Active
Project:
Machine Learning API
Version:
6.x-1.1-alpha3
Component:
Documentation
Priority:
Normal
Category:
Support request
Assigned:
Unassigned
Reporter:
Created:
7 Aug 2008 at 19:17 UTC
Updated:
15 Aug 2008 at 05:14 UTC
I assume the UI for it will be coming at some point, but I see there is a "train" API function in naive_bayes.inc file for the MachineLearningAPI module. How would one go using it to categorize or tag memes?
Comments
Comment #1
kyle_mathews commentedUmmm. . . without custom programming right now you can't use the naive_bayes function to categorize or tag memes. Memetracker uses naive_bayes at the moment solely to designate how "interesting" a feed item is. When someone clicks on a node, the click is saved. Then naive_bayes is trained using the content from the clicked-on node.
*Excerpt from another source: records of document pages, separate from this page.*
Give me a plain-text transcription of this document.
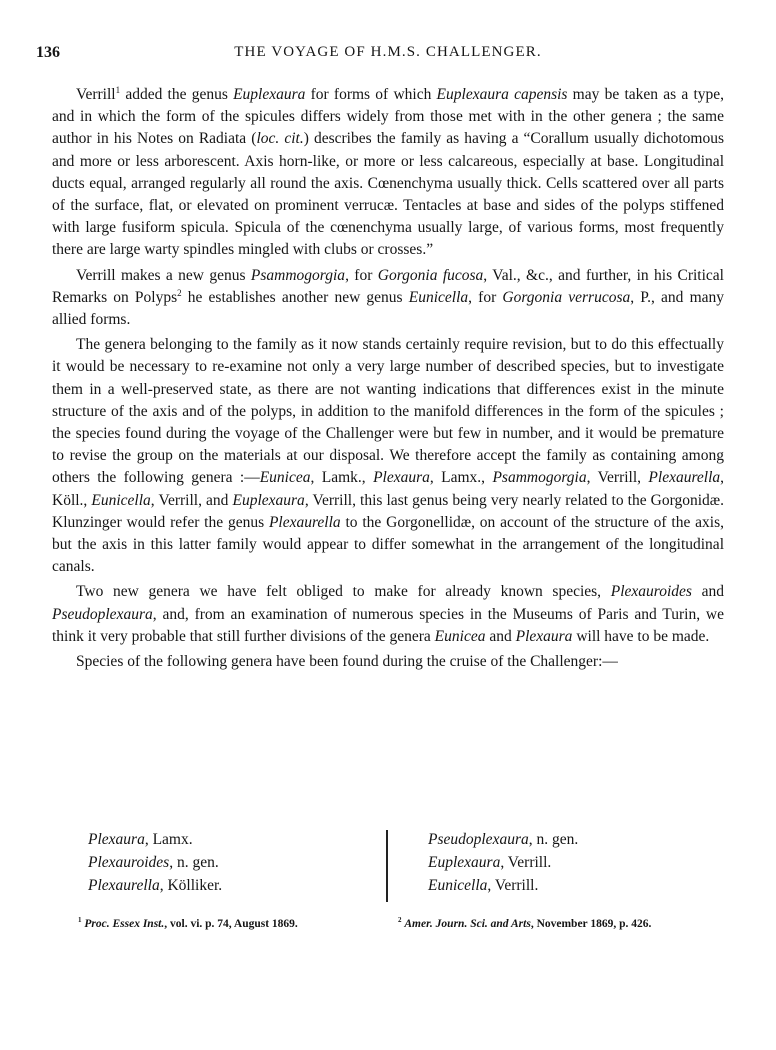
136	THE VOYAGE OF H.M.S. CHALLENGER.

Verrill$^1$ added the genus Euplexaura for forms of which Euplexaura capensis may be taken as a type, and in which the form of the spicules differs widely from those met with in the other genera ; the same author in his Notes on Radiata (loc. cit.) describes the family as having a “Corallum usually dichotomous and more or less arborescent. Axis horn-like, or more or less calcareous, especially at base. Longitudinal ducts equal, arranged regularly all round the axis. Cœnenchyma usually thick. Cells scattered over all parts of the surface, flat, or elevated on prominent verrucæ. Tentacles at base and sides of the polyps stiffened with large fusiform spicula. Spicula of the cœnenchyma usually large, of various forms, most frequently there are large warty spindles mingled with clubs or crosses.”

Verrill makes a new genus Psammogorgia, for Gorgonia fucosa, Val., &c., and further, in his Critical Remarks on Polyps$^2$ he establishes another new genus Eunicella, for Gorgonia verrucosa, P., and many allied forms.

The genera belonging to the family as it now stands certainly require revision, but to do this effectually it would be necessary to re-examine not only a very large number of described species, but to investigate them in a well-preserved state, as there are not wanting indications that differences exist in the minute structure of the axis and of the polyps, in addition to the manifold differences in the form of the spicules ; the species found during the voyage of the Challenger were but few in number, and it would be premature to revise the group on the materials at our disposal. We therefore accept the family as containing among others the following genera :—Eunicea, Lamk., Plexaura, Lamx., Psammogorgia, Verrill, Plexaurella, Köll., Eunicella, Verrill, and Euplexaura, Verrill, this last genus being very nearly related to the Gorgonidæ. Klunzinger would refer the genus Plexaurella to the Gorgonellidæ, on account of the structure of the axis, but the axis in this latter family would appear to differ somewhat in the arrangement of the longitudinal canals.

Two new genera we have felt obliged to make for already known species, Plexauroides and Pseudoplexaura, and, from an examination of numerous species in the Museums of Paris and Turin, we think it very probable that still further divisions of the genera Eunicea and Plexaura will have to be made.

Species of the following genera have been found during the cruise of the Challenger:—

Plexaura, Lamx.
Plexauroides, n. gen.
Plexaurella, Kölliker.
Pseudoplexaura, n. gen.
Euplexaura, Verrill.
Eunicella, Verrill.
$^1$ Proc. Essex Inst., vol. vi. p. 74, August 1869.	$^2$ Amer. Journ. Sci. and Arts, November 1869, p. 426.
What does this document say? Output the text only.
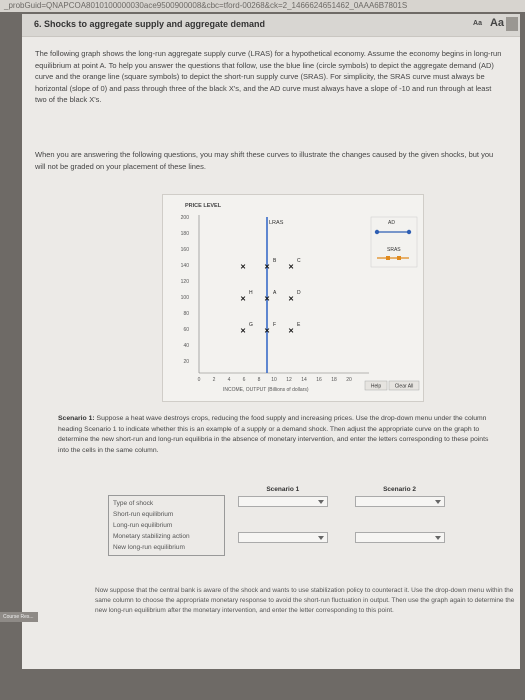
_probGuid=QNAPCOA8010100000030ace9500900008&cbc=tford-00268&ck=2_1466624651462_0AAA6B7801S
6. Shocks to aggregate supply and aggregate demand	Aa Aa
The following graph shows the long-run aggregate supply curve (LRAS) for a hypothetical economy. Assume the economy begins in long-run equilibrium at point A. To help you answer the questions that follow, use the blue line (circle symbols) to depict the aggregate demand (AD) curve and the orange line (square symbols) to depict the short-run supply curve (SRAS). For simplicity, the SRAS curve must always be horizontal (slope of 0) and pass through three of the black X's, and the AD curve must always have a slope of -10 and run through at least two of the black X's.
When you are answering the following questions, you may shift these curves to illustrate the changes caused by the given shocks, but you will not be graded on your placement of these lines.
PRICE LEVEL
200
180
160
140
120
100
80
60
40
20
0 2 4 6 8 10 12 14 16 18 20
INCOME, OUTPUT (Billions of dollars)
LRAS
✕	✕
B
✕
C
✕
H
✕
A
✕
D
✕
G
✕
F
✕
E
AD
SRAS
Help	Clear All
Scenario 1: Suppose a heat wave destroys crops, reducing the food supply and increasing prices. Use the drop-down menu under the column heading Scenario 1 to indicate whether this is an example of a supply or a demand shock. Then adjust the appropriate curve on the graph to determine the new short-run and long-run equilibria in the absence of monetary intervention, and enter the letters corresponding to these points into the cells in the same column.
	Scenario 1	Scenario 2

Type of shock
Short-run equilibrium
Long-run equilibrium
Monetary stabilizing action
New long-run equilibrium		

Now suppose that the central bank is aware of the shock and wants to use stabilization policy to counteract it. Use the drop-down menu within the same column to choose the appropriate monetary response to avoid the short-run fluctuation in output. Then use the graph again to determine the new long-run equilibrium after the monetary intervention, and enter the letter corresponding to this point.
Course Res...
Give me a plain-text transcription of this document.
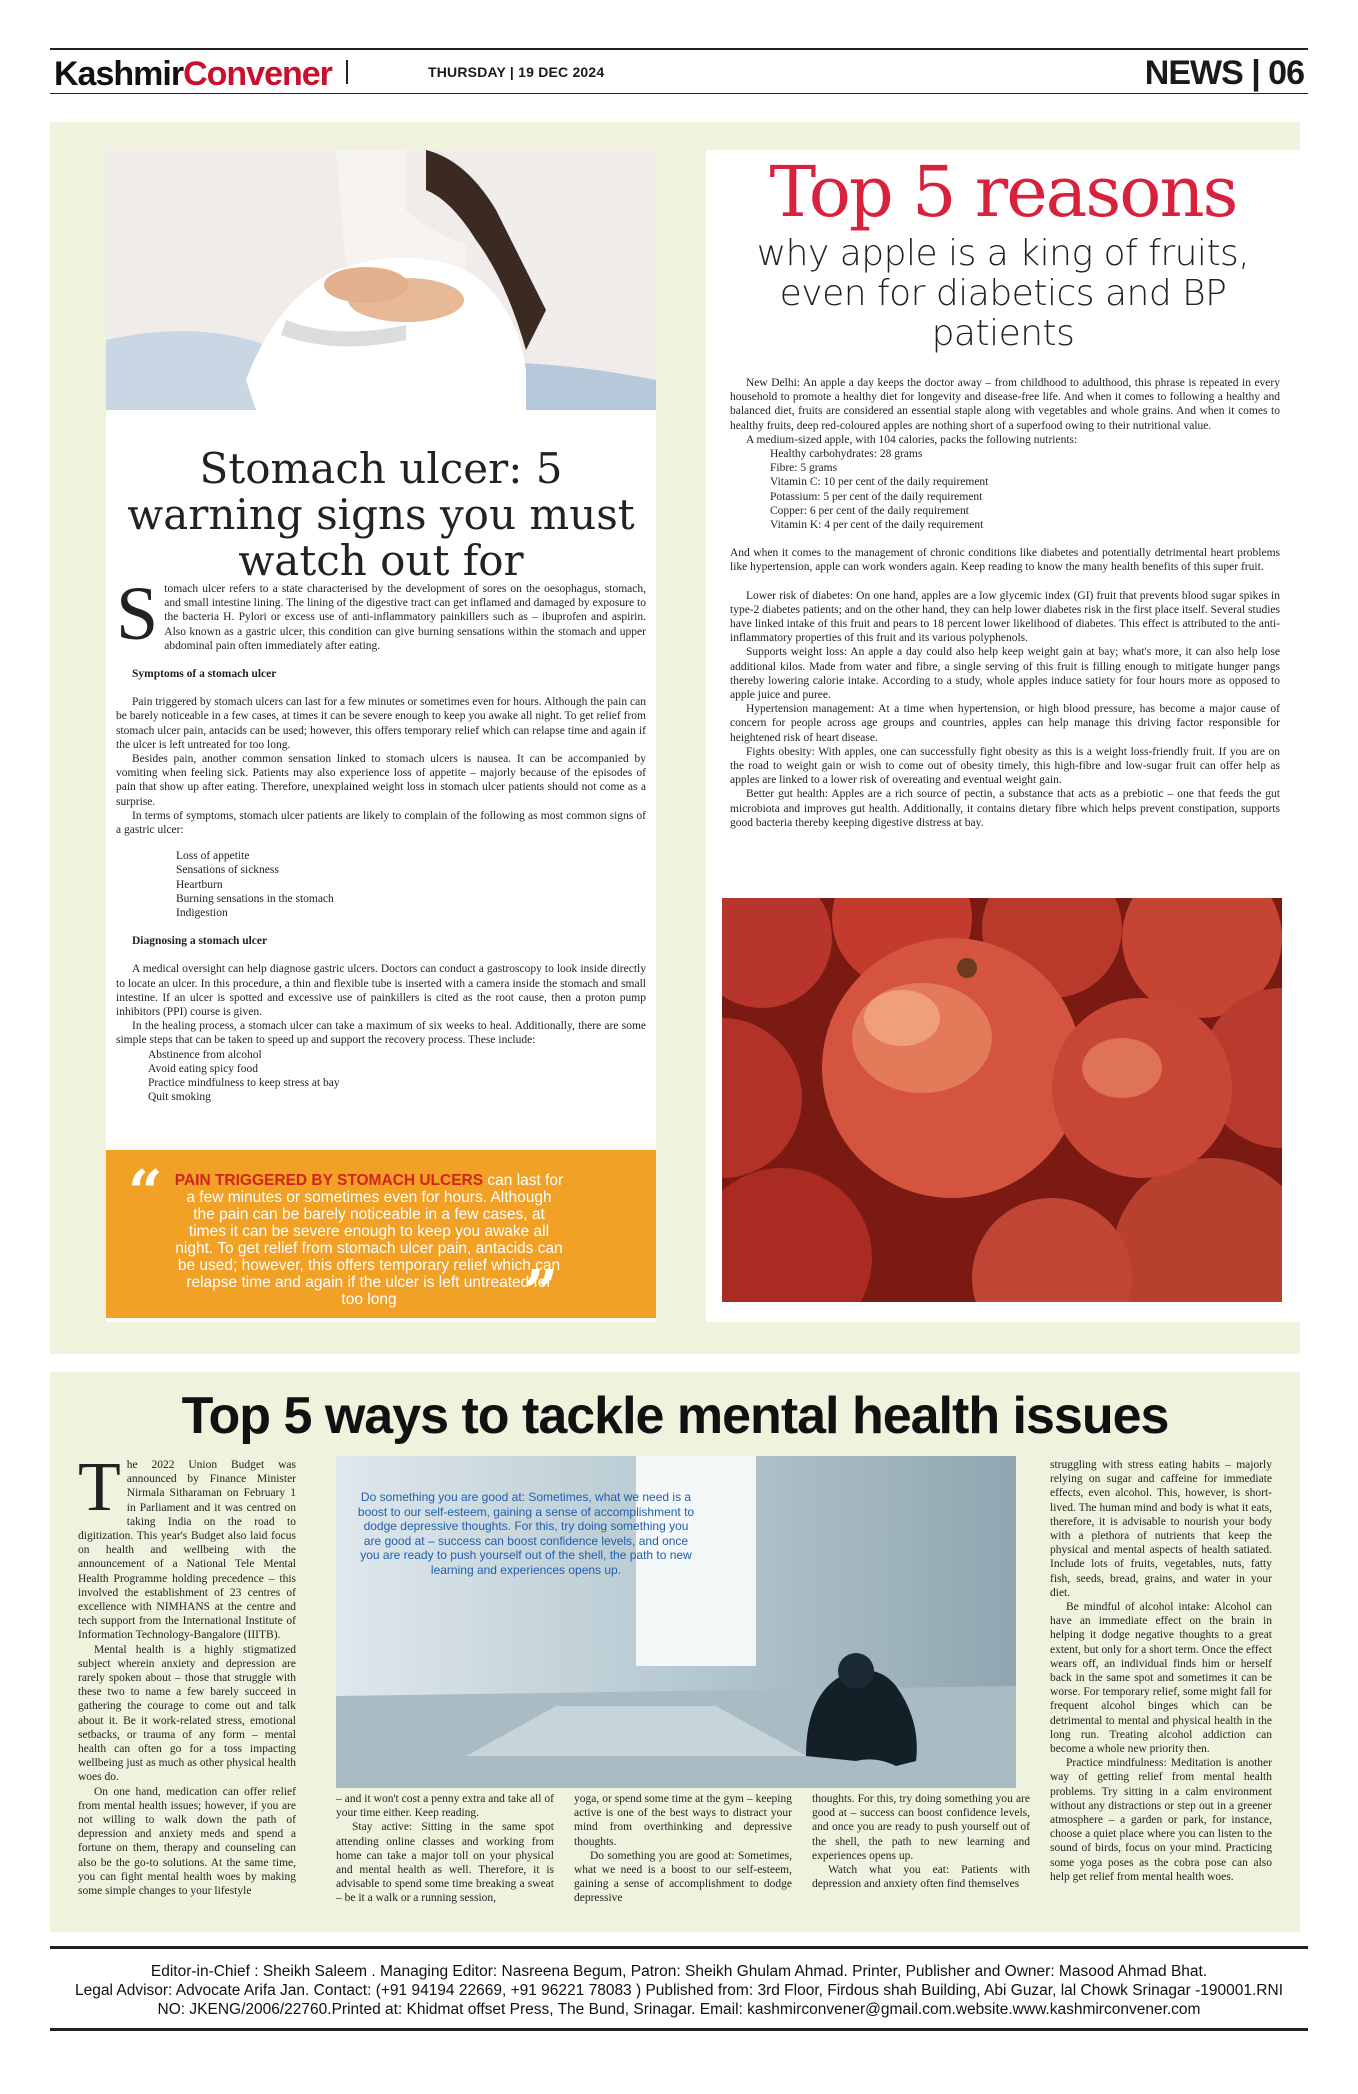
KashmirConvener	THURSDAY | 19 DEC 2024	NEWS | 06
Stomach ulcer: 5 warning signs you must watch out for
S tomach ulcer refers to a state characterised by the development of sores on the oesophagus, stomach, and small intestine lining. The lining of the digestive tract can get inflamed and damaged by exposure to the bacteria H. Pylori or excess use of anti-inflammatory painkillers such as – ibuprofen and aspirin. Also known as a gastric ulcer, this condition can give burning sensations within the stomach and upper abdominal pain often immediately after eating.

Symptoms of a stomach ulcer

Pain triggered by stomach ulcers can last for a few minutes or sometimes even for hours. Although the pain can be barely noticeable in a few cases, at times it can be severe enough to keep you awake all night. To get relief from stomach ulcer pain, antacids can be used; however, this offers temporary relief which can relapse time and again if the ulcer is left untreated for too long.

Besides pain, another common sensation linked to stomach ulcers is nausea. It can be accompanied by vomiting when feeling sick. Patients may also experience loss of appetite – majorly because of the episodes of pain that show up after eating. Therefore, unexplained weight loss in stomach ulcer patients should not come as a surprise.

In terms of symptoms, stomach ulcer patients are likely to complain of the following as most common signs of a gastric ulcer:

Loss of appetite
Sensations of sickness
Heartburn
Burning sensations in the stomach
Indigestion

Diagnosing a stomach ulcer

A medical oversight can help diagnose gastric ulcers. Doctors can conduct a gastroscopy to look inside directly to locate an ulcer. In this procedure, a thin and flexible tube is inserted with a camera inside the stomach and small intestine. If an ulcer is spotted and excessive use of painkillers is cited as the root cause, then a proton pump inhibitors (PPI) course is given.

In the healing process, a stomach ulcer can take a maximum of six weeks to heal. Additionally, there are some simple steps that can be taken to speed up and support the recovery process. These include:

Abstinence from alcohol
Avoid eating spicy food
Practice mindfulness to keep stress at bay
Quit smoking
“ PAIN TRIGGERED BY STOMACH ULCERS can last for a few minutes or sometimes even for hours. Although the pain can be barely noticeable in a few cases, at times it can be severe enough to keep you awake all night. To get relief from stomach ulcer pain, antacids can be used; however, this offers temporary relief which can relapse time and again if the ulcer is left untreated for too long	”
Top 5 reasons
why apple is a king of fruits, even for diabetics and BP patients

New Delhi: An apple a day keeps the doctor away – from childhood to adulthood, this phrase is repeated in every household to promote a healthy diet for longevity and disease-free life. And when it comes to following a healthy and balanced diet, fruits are considered an essential staple along with vegetables and whole grains. And when it comes to healthy fruits, deep red-coloured apples are nothing short of a superfood owing to their nutritional value.

A medium-sized apple, with 104 calories, packs the following nutrients:

Healthy carbohydrates: 28 grams
Fibre: 5 grams
Vitamin C: 10 per cent of the daily requirement
Potassium: 5 per cent of the daily requirement
Copper: 6 per cent of the daily requirement
Vitamin K: 4 per cent of the daily requirement

And when it comes to the management of chronic conditions like diabetes and potentially detrimental heart problems like hypertension, apple can work wonders again. Keep reading to know the many health benefits of this super fruit.

Lower risk of diabetes: On one hand, apples are a low glycemic index (GI) fruit that prevents blood sugar spikes in type-2 diabetes patients; and on the other hand, they can help lower diabetes risk in the first place itself. Several studies have linked intake of this fruit and pears to 18 percent lower likelihood of diabetes. This effect is attributed to the anti-inflammatory properties of this fruit and its various polyphenols.

Supports weight loss: An apple a day could also help keep weight gain at bay; what's more, it can also help lose additional kilos. Made from water and fibre, a single serving of this fruit is filling enough to mitigate hunger pangs thereby lowering calorie intake. According to a study, whole apples induce satiety for four hours more as opposed to apple juice and puree.

Hypertension management: At a time when hypertension, or high blood pressure, has become a major cause of concern for people across age groups and countries, apples can help manage this driving factor responsible for heightened risk of heart disease.

Fights obesity: With apples, one can successfully fight obesity as this is a weight loss-friendly fruit. If you are on the road to weight gain or wish to come out of obesity timely, this high-fibre and low-sugar fruit can offer help as apples are linked to a lower risk of overeating and eventual weight gain.

Better gut health: Apples are a rich source of pectin, a substance that acts as a prebiotic – one that feeds the gut microbiota and improves gut health. Additionally, it contains dietary fibre which helps prevent constipation, supports good bacteria thereby keeping digestive distress at bay.

Top 5 ways to tackle mental health issues
T he 2022 Union Budget was announced by Finance Minister Nirmala Sitharaman on February 1 in Parliament and it was centred on taking India on the road to digitization. This year's Budget also laid focus on health and wellbeing with the announcement of a National Tele Mental Health Programme holding precedence – this involved the establishment of 23 centres of excellence with NIMHANS at the centre and tech support from the International Institute of Information Technology-Bangalore (IIITB).

Mental health is a highly stigmatized subject wherein anxiety and depression are rarely spoken about – those that struggle with these two to name a few barely succeed in gathering the courage to come out and talk about it. Be it work-related stress, emotional setbacks, or trauma of any form – mental health can often go for a toss impacting wellbeing just as much as other physical health woes do.

On one hand, medication can offer relief from mental health issues; however, if you are not willing to walk down the path of depression and anxiety meds and spend a fortune on them, therapy and counseling can also be the go-to solutions. At the same time, you can fight mental health woes by making some simple changes to your lifestyle

Do something you are good at: Sometimes, what we need is a boost to our self-esteem, gaining a sense of accomplishment to dodge depressive thoughts. For this, try doing something you are good at – success can boost confidence levels, and once you are ready to push yourself out of the shell, the path to new learning and experiences opens up.

– and it won't cost a penny extra and take all of your time either. Keep reading.

Stay active: Sitting in the same spot attending online classes and working from home can take a major toll on your physical and mental health as well. Therefore, it is advisable to spend some time breaking a sweat – be it a walk or a running session,

yoga, or spend some time at the gym – keeping active is one of the best ways to distract your mind from overthinking and depressive thoughts.

Do something you are good at: Sometimes, what we need is a boost to our self-esteem, gaining a sense of accomplishment to dodge depressive

thoughts. For this, try doing something you are good at – success can boost confidence levels, and once you are ready to push yourself out of the shell, the path to new learning and experiences opens up.

Watch what you eat: Patients with depression and anxiety often find themselves

struggling with stress eating habits – majorly relying on sugar and caffeine for immediate effects, even alcohol. This, however, is short-lived. The human mind and body is what it eats, therefore, it is advisable to nourish your body with a plethora of nutrients that keep the physical and mental aspects of health satiated. Include lots of fruits, vegetables, nuts, fatty fish, seeds, bread, grains, and water in your diet.

Be mindful of alcohol intake: Alcohol can have an immediate effect on the brain in helping it dodge negative thoughts to a great extent, but only for a short term. Once the effect wears off, an individual finds him or herself back in the same spot and sometimes it can be worse. For temporary relief, some might fall for frequent alcohol binges which can be detrimental to mental and physical health in the long run. Treating alcohol addiction can become a whole new priority then.

Practice mindfulness: Meditation is another way of getting relief from mental health problems. Try sitting in a calm environment without any distractions or step out in a greener atmosphere – a garden or park, for instance, choose a quiet place where you can listen to the sound of birds, focus on your mind. Practicing some yoga poses as the cobra pose can also help get relief from mental health woes.

Editor-in-Chief : Sheikh Saleem . Managing Editor: Nasreena Begum, Patron: Sheikh Ghulam Ahmad. Printer, Publisher and Owner: Masood Ahmad Bhat.
Legal Advisor: Advocate Arifa Jan. Contact: (+91 94194 22669, +91 96221 78083 ) Published from: 3rd Floor, Firdous shah Building, Abi Guzar, lal Chowk Srinagar -190001.RNI
NO: JKENG/2006/22760.Printed at: Khidmat offset Press, The Bund, Srinagar. Email: kashmirconvener@gmail.com.website.www.kashmirconvener.com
Do you have an upcoming project where you need to categorize or tag memes? Or is this just an exploratory question? I can provide more help if needed but memetracker/machinelearningapi isn't set-up at the moment to categorize memes. This is certainly something I hope memetracker supports in the future but it's not a very high priority task for me right now.
Comment #2
gemini commentedOne of the projects I'm working on is a Local News aggregator within a specific industry. Something like Topix, but limited by one state and one industry. I would like it to work similar to eScienceNews.com
Since there are no specific feeds for this industry, I would have to subscribe to different local feeds - scrape their content for better topic/industry recognition (which I think Naive Bayes would do just fine), then may be, do more granular categorization by area. Of course I wouldn't publish the whole articles, I think I could publish small snippets (or custom summaries) like topix does and link back to the source.
That's basically what I'm looking into.
Comment #3
kyle_mathews commentedThat sounds like a cool project -- something Memetracker could definitely help with. Naive bayes would do a good job at categorizing articles along topic / industry.
But like I said, Memetracker won't do what you want at the moment. But as the direction you'd like to take Memetracker is a direction I think it should go -- I'll definitely help you program that functionality if you (or someone that works with you) has the programming chops. The Naive Bayes implementation is already set-up to categorize content into different categories -- you'd just need to build a UI to train the algorithm as to which content fits into which categories.
What's your timeline for moving forward with this?
Comment #4
gemini commentedKyle,
the timeline is not defined, so it's more or less flexible. My programming skills are not great. I'm working alone on all of our projects, and creating not very complicated things in PHP quite a bit. I'm running a few sites on Drupal as well. If someone could help me out with the business logic for how things should operate (an algorithm or at least some pointers), I could probably start tweaking things on my own and see how far I could get.